In any case, the amount of land used for cucumber cultivation at first dropped precipitously after German reunification, according to data from the Spreewaldverein. That trend reversed when “Spreewald” became a certified national trademark in 1995. But Kossatz thinks that real gains, and real protection, came when the “Spreewälder Gurken” was recognized by the EU in 1999 and given Protected Geographical Indication. Today Spreewald gherkins are in supermarkets all across Germany. The Institute for International and European Environmental Policy estimates that Spreewald gherkins make up 50 percent of the domestic pickle market.

But this humble pickle that survived so many economic convulsions is again facing an uncertain future as Germans debate various free-trade deals, including one between the EU and the U.S. The Transatlantic Trade and Investment Partnership, or TTIP as it is known colloquially, would be the biggest bilateral trade deal in history if passed. Although Germany is the third-largest exporter in the world, thousands of its citizens have protested or otherwise tried to stop TTIP, which seeks to “eliminate all tariffs and other duties and charges on trade in agriculture, industrial and consumer products between the United States and Europe.”

The U.S. and the EU have been negotiating TTIP since 2013, but in the meantime free trade has become the subject of more-heated debate on both sides of the Atlantic. Bernie Sanders and Donald Trump brought the issue to the forefront of the U.S. presidential election; in late August, Germany’s Vice-Chancellor and Minister for Economic Affairs Sigmar Gabriel said that TTIP negotiations had essentially failed.
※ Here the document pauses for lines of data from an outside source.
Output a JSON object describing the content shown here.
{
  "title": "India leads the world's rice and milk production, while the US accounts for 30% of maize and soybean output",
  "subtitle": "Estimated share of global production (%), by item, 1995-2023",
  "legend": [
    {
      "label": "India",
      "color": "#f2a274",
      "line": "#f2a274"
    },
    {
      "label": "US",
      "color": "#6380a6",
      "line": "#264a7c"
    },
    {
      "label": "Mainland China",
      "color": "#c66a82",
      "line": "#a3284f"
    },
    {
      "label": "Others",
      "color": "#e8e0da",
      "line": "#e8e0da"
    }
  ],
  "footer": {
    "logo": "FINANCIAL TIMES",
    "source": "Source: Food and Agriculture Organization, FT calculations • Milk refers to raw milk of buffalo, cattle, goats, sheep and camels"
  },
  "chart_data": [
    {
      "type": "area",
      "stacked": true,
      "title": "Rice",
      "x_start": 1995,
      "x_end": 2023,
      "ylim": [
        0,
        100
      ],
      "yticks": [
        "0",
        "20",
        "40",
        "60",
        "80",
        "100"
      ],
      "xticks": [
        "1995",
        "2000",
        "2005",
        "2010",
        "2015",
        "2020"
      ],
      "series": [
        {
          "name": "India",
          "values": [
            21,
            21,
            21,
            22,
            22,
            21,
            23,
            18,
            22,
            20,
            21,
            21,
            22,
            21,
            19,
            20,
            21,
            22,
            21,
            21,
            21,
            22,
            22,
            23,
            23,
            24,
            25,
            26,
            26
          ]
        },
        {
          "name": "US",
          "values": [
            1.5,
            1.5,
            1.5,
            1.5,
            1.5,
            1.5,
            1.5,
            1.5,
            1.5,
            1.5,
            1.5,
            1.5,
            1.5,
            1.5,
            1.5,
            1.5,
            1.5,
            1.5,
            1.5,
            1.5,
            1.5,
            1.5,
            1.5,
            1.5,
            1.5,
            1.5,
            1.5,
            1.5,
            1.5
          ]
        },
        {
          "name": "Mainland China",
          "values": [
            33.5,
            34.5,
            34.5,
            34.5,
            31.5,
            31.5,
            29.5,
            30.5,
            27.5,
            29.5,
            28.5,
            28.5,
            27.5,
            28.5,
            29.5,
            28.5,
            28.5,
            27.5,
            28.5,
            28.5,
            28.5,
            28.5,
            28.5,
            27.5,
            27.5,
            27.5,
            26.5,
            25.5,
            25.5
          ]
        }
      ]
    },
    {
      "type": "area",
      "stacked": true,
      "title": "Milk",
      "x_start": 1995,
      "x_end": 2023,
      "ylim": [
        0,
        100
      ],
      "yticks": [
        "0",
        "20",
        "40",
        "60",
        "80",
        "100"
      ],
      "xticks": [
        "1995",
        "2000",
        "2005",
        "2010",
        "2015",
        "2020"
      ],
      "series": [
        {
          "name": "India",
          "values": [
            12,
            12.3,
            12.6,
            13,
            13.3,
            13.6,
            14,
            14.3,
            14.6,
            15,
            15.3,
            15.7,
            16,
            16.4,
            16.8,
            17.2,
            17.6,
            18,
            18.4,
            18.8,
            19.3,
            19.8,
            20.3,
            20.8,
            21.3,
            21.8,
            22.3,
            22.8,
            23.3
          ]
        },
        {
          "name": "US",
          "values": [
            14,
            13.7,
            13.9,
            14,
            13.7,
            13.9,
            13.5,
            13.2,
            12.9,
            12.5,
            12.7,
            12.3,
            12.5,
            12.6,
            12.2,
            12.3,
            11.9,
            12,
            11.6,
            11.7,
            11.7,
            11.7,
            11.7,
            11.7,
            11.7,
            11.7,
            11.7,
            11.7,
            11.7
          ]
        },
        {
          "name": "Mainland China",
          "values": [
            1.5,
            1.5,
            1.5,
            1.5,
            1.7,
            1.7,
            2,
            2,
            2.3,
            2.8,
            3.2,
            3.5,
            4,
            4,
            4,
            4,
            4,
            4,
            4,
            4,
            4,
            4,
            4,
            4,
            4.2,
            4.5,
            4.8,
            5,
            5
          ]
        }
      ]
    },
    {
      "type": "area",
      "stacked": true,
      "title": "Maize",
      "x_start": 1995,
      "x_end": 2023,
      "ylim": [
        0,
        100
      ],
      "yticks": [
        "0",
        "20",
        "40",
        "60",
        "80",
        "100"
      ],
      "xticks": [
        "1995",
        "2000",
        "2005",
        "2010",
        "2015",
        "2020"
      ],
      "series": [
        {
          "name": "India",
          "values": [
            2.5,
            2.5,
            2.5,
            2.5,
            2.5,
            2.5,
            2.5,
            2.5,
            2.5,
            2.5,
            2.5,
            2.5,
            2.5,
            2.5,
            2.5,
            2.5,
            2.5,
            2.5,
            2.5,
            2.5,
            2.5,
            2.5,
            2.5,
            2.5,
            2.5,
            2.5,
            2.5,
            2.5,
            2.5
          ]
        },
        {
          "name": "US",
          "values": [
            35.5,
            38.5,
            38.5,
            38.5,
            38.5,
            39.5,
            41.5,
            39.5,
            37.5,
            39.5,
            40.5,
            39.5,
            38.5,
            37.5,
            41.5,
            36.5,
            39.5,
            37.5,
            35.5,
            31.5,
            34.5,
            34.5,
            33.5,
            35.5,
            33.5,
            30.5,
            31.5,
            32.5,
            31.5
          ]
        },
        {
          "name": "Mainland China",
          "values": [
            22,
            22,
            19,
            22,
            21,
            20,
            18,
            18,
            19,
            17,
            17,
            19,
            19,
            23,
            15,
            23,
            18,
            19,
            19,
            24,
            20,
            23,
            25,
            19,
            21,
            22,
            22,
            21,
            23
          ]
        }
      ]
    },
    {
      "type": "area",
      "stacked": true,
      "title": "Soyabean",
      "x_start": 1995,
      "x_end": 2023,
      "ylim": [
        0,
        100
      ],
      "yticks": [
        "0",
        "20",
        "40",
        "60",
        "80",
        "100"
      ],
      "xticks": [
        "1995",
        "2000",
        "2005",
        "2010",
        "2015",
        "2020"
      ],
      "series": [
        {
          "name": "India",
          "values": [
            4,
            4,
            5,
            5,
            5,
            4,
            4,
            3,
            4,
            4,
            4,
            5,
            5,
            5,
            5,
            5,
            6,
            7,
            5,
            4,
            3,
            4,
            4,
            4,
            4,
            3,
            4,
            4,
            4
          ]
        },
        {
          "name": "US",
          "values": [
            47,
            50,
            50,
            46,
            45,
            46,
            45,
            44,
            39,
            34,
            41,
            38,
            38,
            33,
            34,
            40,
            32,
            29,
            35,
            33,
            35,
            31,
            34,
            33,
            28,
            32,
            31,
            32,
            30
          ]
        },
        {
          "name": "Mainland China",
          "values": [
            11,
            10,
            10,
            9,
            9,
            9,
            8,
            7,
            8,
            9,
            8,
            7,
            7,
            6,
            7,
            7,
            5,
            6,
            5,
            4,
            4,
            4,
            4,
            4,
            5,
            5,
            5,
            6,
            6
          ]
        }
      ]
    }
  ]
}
The 15th round of negotiations for that agreement are occurring this week, though in an informal meeting in late September European trade ministers expressed doubt that TTIP could be passed by the end of President Obama’s term.

As for what all this has to do with a pickle, one of the sticking points in the negotiations has been the very premise of the kind of geographic indicator that has helped promote the Spreewald gherkin. In Europe, for example, “Feta” only comes from sheep and goats milk from Greece. In the United States much of the feta in the grocery store probably comes from a cow in Wisconsin. If an agreement results in “harmonizing standards”—that is, applying the same rules in both Europe and the United States on things like factory farming, genetically modified food, and, yes, geographic indicators—whose rules apply? Will American shoppers get what Germans would consider counterfeit Spreewald gherkins grown and pickled in, say, Michigan?